Cohésion sociale et travail social

Le travail social est-il une action en vue d’intégrer l’individu en regard des normes sociales et de la cohésion sociale ? Idéologie et inconscient sont des soutiens du social et il importe donc d’avoir à l’esprit les présupposés idéologiques (conscients ou non) qui les sous-tendent, ainsi que les représentations fantasmatiques projetées sur les populations et le travail social. Le ou les discours politiques actuels, concernant le travail social, s’accordent tous pour lui donner comme fonction principale la lutte contre l’exclusion et le maintien de la cohésion sociale, fonction qui doit prendre le relais de la lutte contre les inégalités sociales. Néanmoins, aucune analyse ne semble porter sur les causes de l’échec concernant la lutte contre ces inégalités, le XI ème plan, en fait simplement le constat. Ainsi, la société duale ou à deux vitesses, tant décriée, s’est mise en place. Cependant, il est à noter que le maintien de la cohésion sociale est de la responsabilité du politique et il semble que nous soyons dans un mensonge collectif quand celui-ci croit avoir une réponse en instrumentalisant les travailleurs sociaux, avec parfois la complicité des institutions sociales. Ce serait une ineptie que de vouloir faire résorber aux travailleurs sociaux “la fracture sociale” , sans en interroger l’origine.

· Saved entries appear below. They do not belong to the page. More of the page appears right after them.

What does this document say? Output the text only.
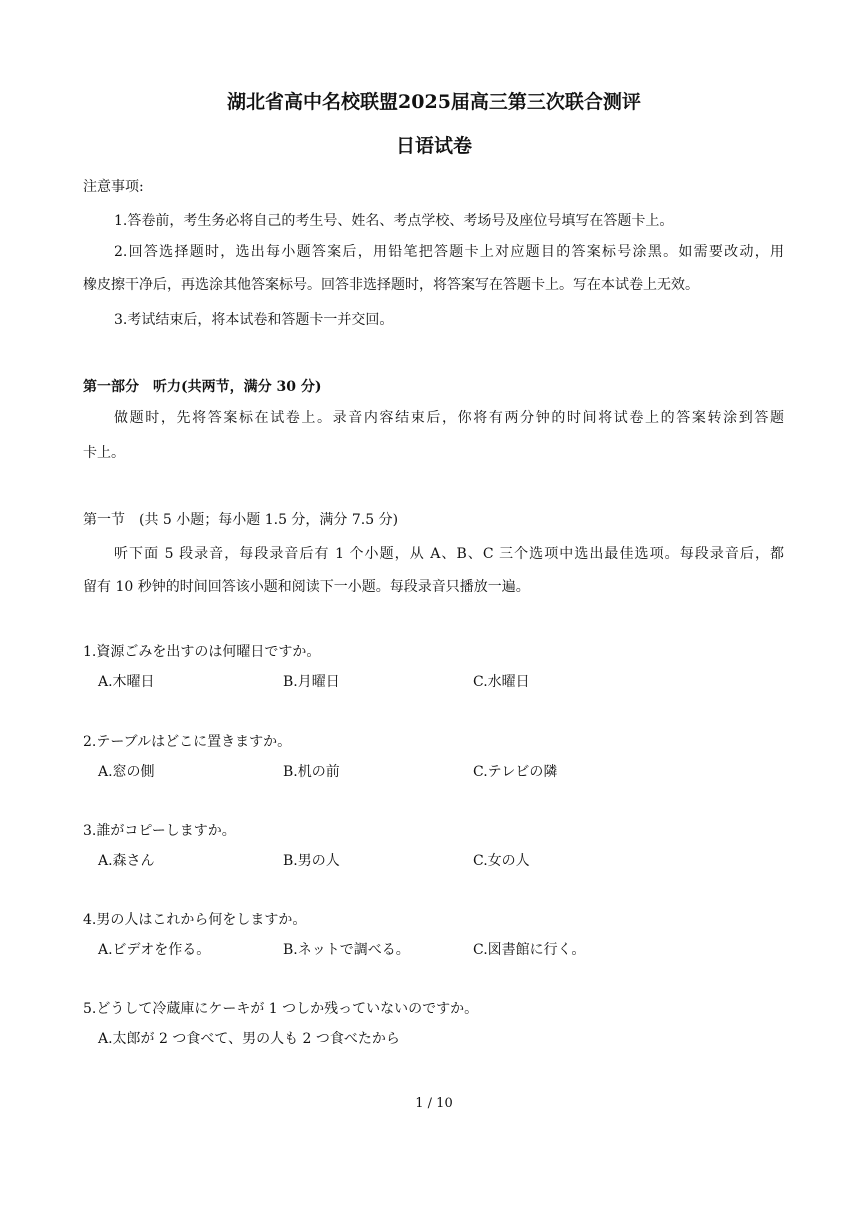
湖北省高中名校联盟2025届高三第三次联合测评
日语试卷
注意事项:
1.答卷前，考生务必将自己的考生号、姓名、考点学校、考场号及座位号填写在答题卡上。
2.回答选择题时，选出每小题答案后，用铅笔把答题卡上对应题目的答案标号涂黑。如需要改动，用
橡皮擦干净后，再选涂其他答案标号。回答非选择题时，将答案写在答题卡上。写在本试卷上无效。
3.考试结束后，将本试卷和答题卡一并交回。
第一部分　听力(共两节，满分 30 分)
做题时，先将答案标在试卷上。录音内容结束后，你将有两分钟的时间将试卷上的答案转涂到答题
卡上。
第一节　(共 5 小题；每小题 1.5 分，满分 7.5 分)
听下面 5 段录音，每段录音后有 1 个小题，从 A、B、C 三个选项中选出最佳选项。每段录音后，都
留有 10 秒钟的时间回答该小题和阅读下一小题。每段录音只播放一遍。
1.資源ごみを出すのは何曜日ですか。
A.木曜日	B.月曜日	C.水曜日
2.テーブルはどこに置きますか。
A.窓の側	B.机の前	C.テレビの隣
3.誰がコピーしますか。
A.森さん	B.男の人	C.女の人
4.男の人はこれから何をしますか。
A.ビデオを作る。	B.ネットで調べる。	C.図書館に行く。
5.どうして冷蔵庫にケーキが 1 つしか残っていないのですか。
A.太郎が 2 つ食べて、男の人も 2 つ食べたから
1 / 10
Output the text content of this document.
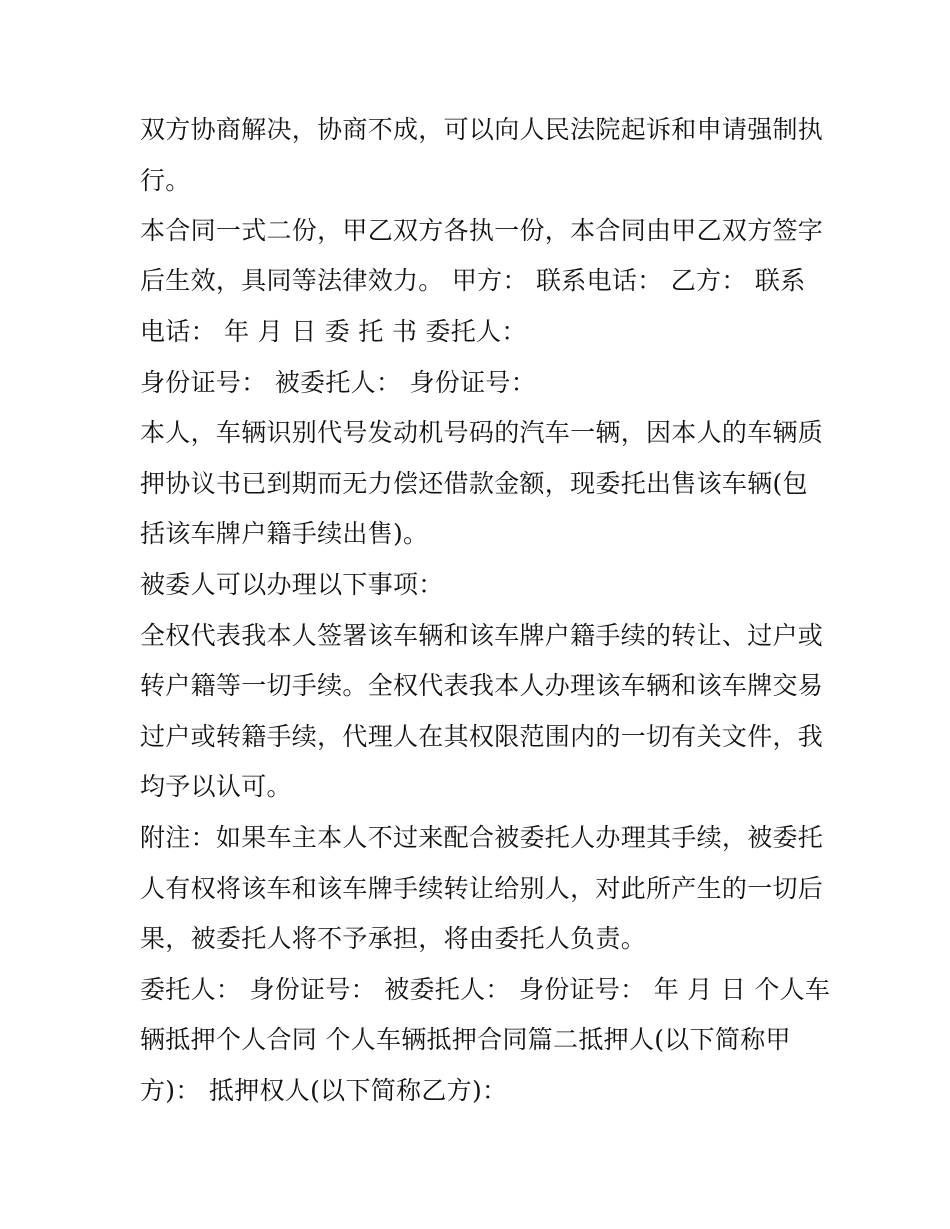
双方协商解决，协商不成，可以向人民法院起诉和申请强制执
行。
本合同一式二份，甲乙双方各执一份，本合同由甲乙双方签字
后生效，具同等法律效力。 甲方： 联系电话： 乙方： 联系
电话： 年 月 日 委 托 书 委托人：
身份证号： 被委托人： 身份证号：
本人，车辆识别代号发动机号码的汽车一辆，因本人的车辆质
押协议书已到期而无力偿还借款金额，现委托出售该车辆(包
括该车牌户籍手续出售)。
被委人可以办理以下事项：
全权代表我本人签署该车辆和该车牌户籍手续的转让、过户或
转户籍等一切手续。全权代表我本人办理该车辆和该车牌交易
过户或转籍手续，代理人在其权限范围内的一切有关文件，我
均予以认可。
附注：如果车主本人不过来配合被委托人办理其手续，被委托
人有权将该车和该车牌手续转让给别人，对此所产生的一切后
果，被委托人将不予承担，将由委托人负责。
委托人： 身份证号： 被委托人： 身份证号： 年 月 日 个人车
辆抵押个人合同 个人车辆抵押合同篇二抵押人(以下简称甲
方)： 抵押权人(以下简称乙方)：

Nous voyons donc l’importance du questionnement du politique. Nous avons évoqué auparavant que le politique devait impulser le cadre idéologique de l’action sociale. N’est-ce-pas entretenir un malentendu que de poser la question de la cohésion sociale d’un point de vue idéologique, en y répondant en terme de mesures assistancielles, qui ont pour fonction de combler les manques dûs à une société de plus en plus inégalitaire, sans agir sur ses causes ? Il semble donc qu’il y ait, d’une part, une inversion de la question et, d’autre part, une erreur, voire, pire, un mensonge, à laisser penser que l’on peut lutter contre le malheur en distribuant pour seule réponse, par ci, par là, quelques petites aumônes éphémères. Cela nous renvoie au XVII ème siècle et à notre notion de répétition historique, où le puissant tirait sa légitimité du fait qu’il devait être riche pour donner aux pauvres. Peut-on satisfaire autrui ainsi ? évidemment, non.

La multiplicité des dispositifs, leur manque d’efficience et le gâchis au cours de ces vingt-cinq dernières années nous le confirment. Le fossé se creuse entre demandes et réponses. Cela devrait questionner le politique qui a pour rôle de redéfinir le cadre d’une société qui permette aux citoyens de vivre leurs devoirs et leurs droits en toute dignité sans pour autant promettre le bonheur, plutôt que de vouloir les faire fonctionner dans des dispositifs pensés sans leur avis. L’être humain se reconnaît plus dans une quête, une curiosité, une évolution. Le travail social devrait être un outil favorisant la citoyenneté, ainsi que le définissait l’ONU en 1959, qui lui voyait pour fonction : “l’adaptation réciproque des individus et de leur milieu social.” Il semble donc que la pertinence du travail social réside dans l’interface du rapport sujet / société et que son sens soit qu’il traite de ce rapport. Cela confirmerait donc la validité de sa fonction de maintien de la cohésion sociale, certes, mais dans la création d’une harmonie et d’un épanouissement du sujet, et non dans une exclusion contenante qui viserait l’assujettissement.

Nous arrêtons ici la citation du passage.